Today, more than six percent of Europe’s economic output is dependent on satellite navigation – and this figure is continuously increasing. Economies such as the economy of Germany, with large automotive, energy, and banking sectors, are highly dependent on navigation services. Therefore, the logical approach was to support the European effort in developing an independent navigation system, known as Galileo. At present, the first generation of the Galileo system is being deployed. The satellites are produced in Germany and one of the control centers is located in Oberpfaffenhofen. The institute supports these developments, specifically through the verification of signals. The first Galileo satellites have already spent 50 percent of their operational life in Earth orbit. Due to the long lead times, it is thus necessary to start with the development of the next generation(s) of satellites and systems. A particular focus of the institute is on enabling the use of satellite navigation in safety-critical applications.
In the 1970s, the solar mission Helios required a large antenna, which was built at the DLR site in Weilheim. Today, this antenna, featuring a diameter of 30 meters, is a big opportunity for satellite navigation, since it is capable of raising navigation signals 30 m antenna dish at DLR premises in Weilheim, used for GNSS signal verification above the noise floor. This permits a detailed analysis of these signals, which are otherwise drowned in noise. The institute
has developed processes for measuring many important signal properties and in particular for characterizing signal deformations. The resulting capabilities are regularly used by ESA during the in-orbit testing of Galileo satellites. Support was also given to the US GPS Wing.

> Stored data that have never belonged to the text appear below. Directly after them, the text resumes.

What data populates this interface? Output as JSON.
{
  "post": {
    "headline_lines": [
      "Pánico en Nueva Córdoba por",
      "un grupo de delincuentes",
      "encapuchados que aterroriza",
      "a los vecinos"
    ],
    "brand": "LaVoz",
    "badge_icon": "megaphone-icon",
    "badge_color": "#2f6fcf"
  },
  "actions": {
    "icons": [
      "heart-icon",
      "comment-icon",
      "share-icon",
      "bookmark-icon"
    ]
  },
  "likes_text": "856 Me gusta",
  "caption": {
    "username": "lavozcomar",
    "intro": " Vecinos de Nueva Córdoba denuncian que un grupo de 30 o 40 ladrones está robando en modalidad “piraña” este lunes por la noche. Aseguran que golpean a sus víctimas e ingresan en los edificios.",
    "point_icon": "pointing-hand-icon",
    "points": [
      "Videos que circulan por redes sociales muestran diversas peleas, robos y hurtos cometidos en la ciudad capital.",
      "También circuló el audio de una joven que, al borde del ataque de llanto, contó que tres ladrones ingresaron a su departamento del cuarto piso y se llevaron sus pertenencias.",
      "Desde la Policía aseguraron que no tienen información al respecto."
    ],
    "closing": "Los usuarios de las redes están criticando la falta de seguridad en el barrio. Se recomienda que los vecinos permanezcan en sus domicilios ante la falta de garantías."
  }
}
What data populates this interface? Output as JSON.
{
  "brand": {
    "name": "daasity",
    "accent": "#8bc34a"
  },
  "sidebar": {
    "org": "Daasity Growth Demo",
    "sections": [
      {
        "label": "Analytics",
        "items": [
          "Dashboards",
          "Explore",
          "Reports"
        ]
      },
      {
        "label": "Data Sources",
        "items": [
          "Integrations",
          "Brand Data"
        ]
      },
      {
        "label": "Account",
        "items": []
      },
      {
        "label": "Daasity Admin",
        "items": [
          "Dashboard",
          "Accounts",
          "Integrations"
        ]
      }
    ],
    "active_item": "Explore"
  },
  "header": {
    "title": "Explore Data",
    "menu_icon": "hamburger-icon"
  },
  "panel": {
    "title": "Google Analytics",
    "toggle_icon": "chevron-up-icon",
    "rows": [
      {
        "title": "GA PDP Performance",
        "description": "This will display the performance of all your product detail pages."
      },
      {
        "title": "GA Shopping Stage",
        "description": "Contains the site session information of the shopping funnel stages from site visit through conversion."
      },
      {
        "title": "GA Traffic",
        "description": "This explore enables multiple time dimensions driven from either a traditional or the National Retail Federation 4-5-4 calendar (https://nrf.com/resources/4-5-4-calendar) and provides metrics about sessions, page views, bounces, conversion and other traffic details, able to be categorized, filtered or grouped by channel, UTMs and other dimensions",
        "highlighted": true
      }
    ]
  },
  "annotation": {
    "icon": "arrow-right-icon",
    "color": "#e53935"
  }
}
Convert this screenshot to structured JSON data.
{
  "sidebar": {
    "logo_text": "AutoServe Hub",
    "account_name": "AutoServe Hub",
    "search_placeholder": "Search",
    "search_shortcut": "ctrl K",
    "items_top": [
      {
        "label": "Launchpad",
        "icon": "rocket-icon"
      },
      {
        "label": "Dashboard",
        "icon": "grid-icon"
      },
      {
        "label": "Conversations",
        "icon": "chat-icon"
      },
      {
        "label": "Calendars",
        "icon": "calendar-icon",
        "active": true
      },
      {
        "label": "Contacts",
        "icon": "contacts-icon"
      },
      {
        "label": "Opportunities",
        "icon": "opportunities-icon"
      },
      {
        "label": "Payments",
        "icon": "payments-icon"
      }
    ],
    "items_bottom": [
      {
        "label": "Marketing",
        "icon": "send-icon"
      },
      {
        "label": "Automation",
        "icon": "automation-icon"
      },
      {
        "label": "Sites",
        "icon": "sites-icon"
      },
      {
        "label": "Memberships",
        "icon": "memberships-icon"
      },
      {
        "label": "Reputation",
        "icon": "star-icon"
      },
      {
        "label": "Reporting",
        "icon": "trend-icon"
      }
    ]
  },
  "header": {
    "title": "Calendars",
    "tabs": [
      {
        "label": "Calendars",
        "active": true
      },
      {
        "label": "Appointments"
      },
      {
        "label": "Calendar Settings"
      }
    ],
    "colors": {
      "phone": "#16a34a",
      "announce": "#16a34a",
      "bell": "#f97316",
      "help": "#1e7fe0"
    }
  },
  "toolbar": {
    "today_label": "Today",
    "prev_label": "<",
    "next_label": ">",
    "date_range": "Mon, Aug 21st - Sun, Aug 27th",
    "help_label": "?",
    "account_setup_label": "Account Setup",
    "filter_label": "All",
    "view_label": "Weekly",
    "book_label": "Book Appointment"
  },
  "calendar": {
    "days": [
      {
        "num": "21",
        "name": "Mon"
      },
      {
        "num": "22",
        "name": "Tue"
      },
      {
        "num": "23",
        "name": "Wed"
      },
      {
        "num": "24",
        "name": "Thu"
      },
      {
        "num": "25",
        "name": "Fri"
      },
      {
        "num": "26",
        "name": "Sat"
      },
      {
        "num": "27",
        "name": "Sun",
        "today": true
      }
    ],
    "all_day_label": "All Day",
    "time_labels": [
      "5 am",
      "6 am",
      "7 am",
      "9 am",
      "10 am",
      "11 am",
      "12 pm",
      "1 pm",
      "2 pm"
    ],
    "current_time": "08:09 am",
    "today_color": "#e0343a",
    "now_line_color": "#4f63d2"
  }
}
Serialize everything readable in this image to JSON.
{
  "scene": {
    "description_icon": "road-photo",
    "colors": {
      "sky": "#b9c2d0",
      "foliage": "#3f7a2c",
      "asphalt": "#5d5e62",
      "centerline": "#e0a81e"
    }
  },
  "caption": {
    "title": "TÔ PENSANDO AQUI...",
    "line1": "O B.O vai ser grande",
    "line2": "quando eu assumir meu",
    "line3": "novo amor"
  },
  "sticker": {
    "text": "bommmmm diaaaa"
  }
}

A precise understanding of the worst signal deformations is of particular importance for the use of GPS and Galileo in safetycritical applications, such as the landing of aircraft.
The extremely weak satellite signals are typically superposed by interference when reaching the receiver and this interference can be many orders of magnitude stronger than the desired satellite signal. To handle such situations, the institute developed receivers capable of suppressing interference that is 10 orders of magnitude larger than the desired signal! Furthermore, these receivers are also able to recognize spoofed signals or signals transmitted by a repeater (meaconing). Such capabilities are essential for the use of satellite navigation in safety-of-life applications.
Ionospheric monitoring and prediction
The ionospheric plasma significantly affects satellite navigation. In extreme cases, it can cause delays of the satellite signals by several tens of metres. With the new signals from GPS and Galileo, this delay can generally be estimated – at least when the necessary receiver upgrade can be afforded. In all other cases, the receiver must resort to externally provided correction data. A corresponding service has been developed at the institute. It relies on different measurements performed on the ground and on various satellites. To date, the institute has developed models for predicting not only signal delays, but also ionospheric storms. The latter are phases of particularly high fluctuation in the ionisation caused by solar events. When this occurs, some signals can become completely unusable. Correspondingly, the ability to forecast such phases has a direct economic benefit.
Pathfinder for the next generation – Galileo Evolution
GPS is the blueprint for all current satellite navigation systems. Its architecture has proven its benefits and will therefore not be changed fundamentally in the two upcoming generations. In the opinion of the institute, these generations should be focussed on improving the suitability for safety-critical applications, the availability of high precision, and on the reduction of operating costs. Measures that are useful to this end include a robust time system on board the satellites, self-assessment capabilities for signals on the satellites, inter-satellite links, potentially two-way measurements between the satellite and the ground, as well as the transmission of a number of parameters useful for accurate positioning. Some of the additional parameters shall improve the compatibility with other systems. Selected developments of the signals will also be considered under the condition that backward compatibility is maintained.